Son 15 senedir evimde su arıtma cihazı kullanıyorum, pis damacanalara gereksiz para vermekten kurtuldum, ilk günlerde tadını beğenmemiştim, şimdi ise sırt çantamdaki pet şişeye arıtılmış su koyup çıkıyorum evden! Beleşe içme suyu! Senede 1 kere tüm filtreleri değiştiriyorum hijyen sağlanıyor, şimdilerde 2 senede 1 cihazın kablolarını da değiştirin diyorlar ama gerek yok! Aslında piyasada satılan su sertliğin ölçen cihazdan alsam evde arıtmanın kartuşlarının değişme vakti gelip gelmediğini kendim anlayabilirim. Ters osmos öntemi denen sistemi NASA, astronotlar için icad etmiş, kendi çişini arıtıp su olarak içebilsinler diye! Uzayda fazla suyu nereden bulacaklar? 1960larda astronotlar için üretilen tekonloji 90larda ABD'de 2000lerde TR'de yayılmaya başladı. Şu an artık tanıdıklarım bile evlerine su arıtma cihazı almaya başladılar.

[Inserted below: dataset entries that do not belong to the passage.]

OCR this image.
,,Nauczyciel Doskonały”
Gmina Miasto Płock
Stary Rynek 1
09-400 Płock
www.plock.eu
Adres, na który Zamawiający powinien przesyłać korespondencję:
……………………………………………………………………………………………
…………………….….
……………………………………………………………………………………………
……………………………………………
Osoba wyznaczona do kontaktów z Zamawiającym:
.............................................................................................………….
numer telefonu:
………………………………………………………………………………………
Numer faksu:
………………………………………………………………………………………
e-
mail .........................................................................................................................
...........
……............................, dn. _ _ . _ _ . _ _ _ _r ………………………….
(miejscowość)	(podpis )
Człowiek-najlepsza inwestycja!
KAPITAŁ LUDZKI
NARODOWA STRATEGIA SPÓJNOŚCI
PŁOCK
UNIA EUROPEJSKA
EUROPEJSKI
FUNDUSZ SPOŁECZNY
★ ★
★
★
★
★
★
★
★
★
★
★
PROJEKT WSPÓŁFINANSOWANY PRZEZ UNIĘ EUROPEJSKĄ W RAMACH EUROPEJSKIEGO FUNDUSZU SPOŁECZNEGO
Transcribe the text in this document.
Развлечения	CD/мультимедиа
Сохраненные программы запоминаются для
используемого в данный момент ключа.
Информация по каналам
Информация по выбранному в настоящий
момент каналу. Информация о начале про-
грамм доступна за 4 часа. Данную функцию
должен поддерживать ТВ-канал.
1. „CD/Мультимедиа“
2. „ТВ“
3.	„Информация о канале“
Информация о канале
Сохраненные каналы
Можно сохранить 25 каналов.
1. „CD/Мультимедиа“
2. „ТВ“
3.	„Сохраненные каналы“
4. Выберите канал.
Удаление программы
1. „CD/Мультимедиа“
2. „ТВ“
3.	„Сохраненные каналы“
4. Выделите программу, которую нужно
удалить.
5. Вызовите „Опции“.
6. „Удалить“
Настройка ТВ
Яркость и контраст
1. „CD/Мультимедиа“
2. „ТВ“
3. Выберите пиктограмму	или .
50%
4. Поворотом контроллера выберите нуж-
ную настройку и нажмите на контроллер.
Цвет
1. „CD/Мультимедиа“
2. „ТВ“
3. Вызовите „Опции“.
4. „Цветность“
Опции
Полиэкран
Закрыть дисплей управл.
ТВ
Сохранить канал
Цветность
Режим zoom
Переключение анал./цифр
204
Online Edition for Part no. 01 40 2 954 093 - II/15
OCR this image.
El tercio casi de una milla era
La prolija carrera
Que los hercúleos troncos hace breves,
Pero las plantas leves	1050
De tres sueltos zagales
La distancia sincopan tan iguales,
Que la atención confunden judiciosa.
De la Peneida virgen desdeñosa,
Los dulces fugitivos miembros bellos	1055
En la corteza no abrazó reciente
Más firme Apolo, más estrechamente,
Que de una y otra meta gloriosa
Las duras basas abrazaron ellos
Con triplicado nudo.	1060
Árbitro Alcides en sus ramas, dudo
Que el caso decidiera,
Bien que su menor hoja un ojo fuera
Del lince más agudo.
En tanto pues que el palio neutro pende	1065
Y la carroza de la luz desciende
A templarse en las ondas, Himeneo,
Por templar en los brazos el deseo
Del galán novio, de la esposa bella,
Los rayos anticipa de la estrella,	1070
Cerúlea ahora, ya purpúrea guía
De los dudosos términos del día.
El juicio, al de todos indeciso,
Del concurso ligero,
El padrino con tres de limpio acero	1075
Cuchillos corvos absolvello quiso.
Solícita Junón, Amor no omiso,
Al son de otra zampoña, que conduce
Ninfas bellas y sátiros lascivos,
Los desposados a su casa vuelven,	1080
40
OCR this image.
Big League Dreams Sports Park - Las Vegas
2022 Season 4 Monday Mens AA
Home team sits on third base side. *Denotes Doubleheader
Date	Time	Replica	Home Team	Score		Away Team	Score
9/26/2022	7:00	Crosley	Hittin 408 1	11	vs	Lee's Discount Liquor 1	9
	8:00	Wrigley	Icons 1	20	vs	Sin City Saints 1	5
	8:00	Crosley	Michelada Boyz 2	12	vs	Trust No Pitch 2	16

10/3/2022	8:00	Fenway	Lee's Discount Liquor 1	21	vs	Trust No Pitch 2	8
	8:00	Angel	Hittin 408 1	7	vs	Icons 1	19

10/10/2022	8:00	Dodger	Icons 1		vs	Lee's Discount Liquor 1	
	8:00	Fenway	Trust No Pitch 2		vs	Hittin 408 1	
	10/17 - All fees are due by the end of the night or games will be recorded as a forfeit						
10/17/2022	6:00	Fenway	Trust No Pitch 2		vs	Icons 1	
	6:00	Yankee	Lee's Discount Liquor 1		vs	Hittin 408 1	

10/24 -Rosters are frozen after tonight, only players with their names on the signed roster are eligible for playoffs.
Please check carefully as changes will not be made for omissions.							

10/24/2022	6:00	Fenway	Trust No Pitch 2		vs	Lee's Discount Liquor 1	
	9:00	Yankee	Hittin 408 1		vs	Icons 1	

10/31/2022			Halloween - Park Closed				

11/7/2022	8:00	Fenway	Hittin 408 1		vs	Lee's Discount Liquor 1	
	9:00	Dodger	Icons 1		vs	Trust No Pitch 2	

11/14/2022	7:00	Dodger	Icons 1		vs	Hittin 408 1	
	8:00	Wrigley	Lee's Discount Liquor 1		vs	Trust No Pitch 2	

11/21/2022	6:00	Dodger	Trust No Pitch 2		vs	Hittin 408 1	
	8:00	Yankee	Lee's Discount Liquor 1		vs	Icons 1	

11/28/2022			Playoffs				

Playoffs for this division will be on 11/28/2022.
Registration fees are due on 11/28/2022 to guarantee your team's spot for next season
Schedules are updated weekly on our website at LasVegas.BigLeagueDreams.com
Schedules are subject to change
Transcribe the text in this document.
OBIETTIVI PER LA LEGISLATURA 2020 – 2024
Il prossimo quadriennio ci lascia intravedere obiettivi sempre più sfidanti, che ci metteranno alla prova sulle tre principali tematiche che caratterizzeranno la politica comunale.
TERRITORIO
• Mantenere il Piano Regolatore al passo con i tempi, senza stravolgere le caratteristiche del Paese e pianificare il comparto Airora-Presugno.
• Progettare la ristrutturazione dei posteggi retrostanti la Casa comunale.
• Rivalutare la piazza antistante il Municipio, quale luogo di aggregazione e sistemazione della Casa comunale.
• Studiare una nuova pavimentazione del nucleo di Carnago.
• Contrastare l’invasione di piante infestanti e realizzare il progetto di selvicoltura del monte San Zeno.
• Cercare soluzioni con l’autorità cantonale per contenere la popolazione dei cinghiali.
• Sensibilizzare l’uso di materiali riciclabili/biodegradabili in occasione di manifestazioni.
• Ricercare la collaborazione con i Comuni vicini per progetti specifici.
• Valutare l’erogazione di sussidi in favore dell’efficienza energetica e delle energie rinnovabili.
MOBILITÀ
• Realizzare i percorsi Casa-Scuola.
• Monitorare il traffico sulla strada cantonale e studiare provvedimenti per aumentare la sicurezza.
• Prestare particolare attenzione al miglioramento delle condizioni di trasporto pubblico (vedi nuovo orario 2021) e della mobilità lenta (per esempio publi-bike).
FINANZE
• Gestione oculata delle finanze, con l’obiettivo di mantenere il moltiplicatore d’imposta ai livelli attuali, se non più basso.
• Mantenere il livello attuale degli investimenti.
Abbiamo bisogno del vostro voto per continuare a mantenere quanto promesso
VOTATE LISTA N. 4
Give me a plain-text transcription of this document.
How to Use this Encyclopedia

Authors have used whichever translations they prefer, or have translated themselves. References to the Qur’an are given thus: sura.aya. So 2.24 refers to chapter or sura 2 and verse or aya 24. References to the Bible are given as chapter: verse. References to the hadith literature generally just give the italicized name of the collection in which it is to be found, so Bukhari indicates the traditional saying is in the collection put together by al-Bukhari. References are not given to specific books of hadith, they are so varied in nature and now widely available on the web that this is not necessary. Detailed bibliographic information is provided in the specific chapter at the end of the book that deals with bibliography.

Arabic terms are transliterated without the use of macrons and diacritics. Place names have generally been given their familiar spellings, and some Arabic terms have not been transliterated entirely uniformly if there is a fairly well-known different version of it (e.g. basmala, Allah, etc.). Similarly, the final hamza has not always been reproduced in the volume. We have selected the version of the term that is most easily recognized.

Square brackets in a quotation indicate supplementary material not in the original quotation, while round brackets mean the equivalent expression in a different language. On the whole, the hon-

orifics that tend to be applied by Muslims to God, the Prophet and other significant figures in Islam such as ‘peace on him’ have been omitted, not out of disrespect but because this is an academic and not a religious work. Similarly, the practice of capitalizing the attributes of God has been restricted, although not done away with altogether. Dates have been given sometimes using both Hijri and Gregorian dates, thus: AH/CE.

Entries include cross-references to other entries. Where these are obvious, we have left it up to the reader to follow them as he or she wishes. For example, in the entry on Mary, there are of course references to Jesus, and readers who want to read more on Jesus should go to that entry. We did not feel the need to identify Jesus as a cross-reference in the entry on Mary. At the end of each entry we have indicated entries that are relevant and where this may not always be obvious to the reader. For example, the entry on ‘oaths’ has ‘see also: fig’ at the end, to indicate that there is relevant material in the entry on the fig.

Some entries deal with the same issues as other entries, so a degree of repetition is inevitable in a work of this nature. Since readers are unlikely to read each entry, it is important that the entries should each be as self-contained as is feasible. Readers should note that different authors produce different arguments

Hollywood'a taşınınıca en büyük derdim arıtma makinası bulamayışım oldu, zaten doğru dürüst de süper market yoktu, galonluk suya para harcamaktan bıkmıştım, susuz kaldığım geceler oldu, yataktan 3'te 4'te kalkıp su diye inlediğimi bilirim, 60 derece çöl sıcağında düz çatı bir otelin üst katında bütün gün güneşi yemiş odada uyumaya kalktın mı sabaha karşı suuu suuu diye inliyorsun! Valla Kore Mahallesindeyken eğer susuz kalmışssam bu ya tembelliğim ya da hastalığım dolayısıyla arıtma cihazına gitmediğim içindi. Ne de olsa yürüyerek gidiş dönüş yarım saati buluyordu, ben de 10 galonluk bidon ve onu taşımak için katlanabilir market arabası satın almıştım. Ama Hollywood'da böyle bir şansım yoktu.
Sabah derse gittiğimde ilk teneffüste kahvaltımı yaptım ancak 2. teneffüste arkadaşlarla görüşmek için kantine gittim. Baktım ki Jan Valjan ortada yok! Nerde bu Koreliler deyip onun sınıfına girdim, baktım sandalyede oturuyor, ona sitem ettim, neden bana geçmiş olsun demediğini sordum, bana dönünce yüzünde taze bir kızarıklık gördüm, anlaşılan dayak yemişti, hem de yeni! Krndisine sertçe ona vuranın kim olduğunu sordum ama cevap vermedi, korkuyordu, o sırada zil çaldı, teneffüs bittiği için öğrenciler sınıfa girmeye başladı, öğrencilerin ikisi Yakuza çakması Japonlardı! Meseleyi anlamıştım, Jan'ı dövenler Japonlardı! Klasik Kore-Japon çekişmesi!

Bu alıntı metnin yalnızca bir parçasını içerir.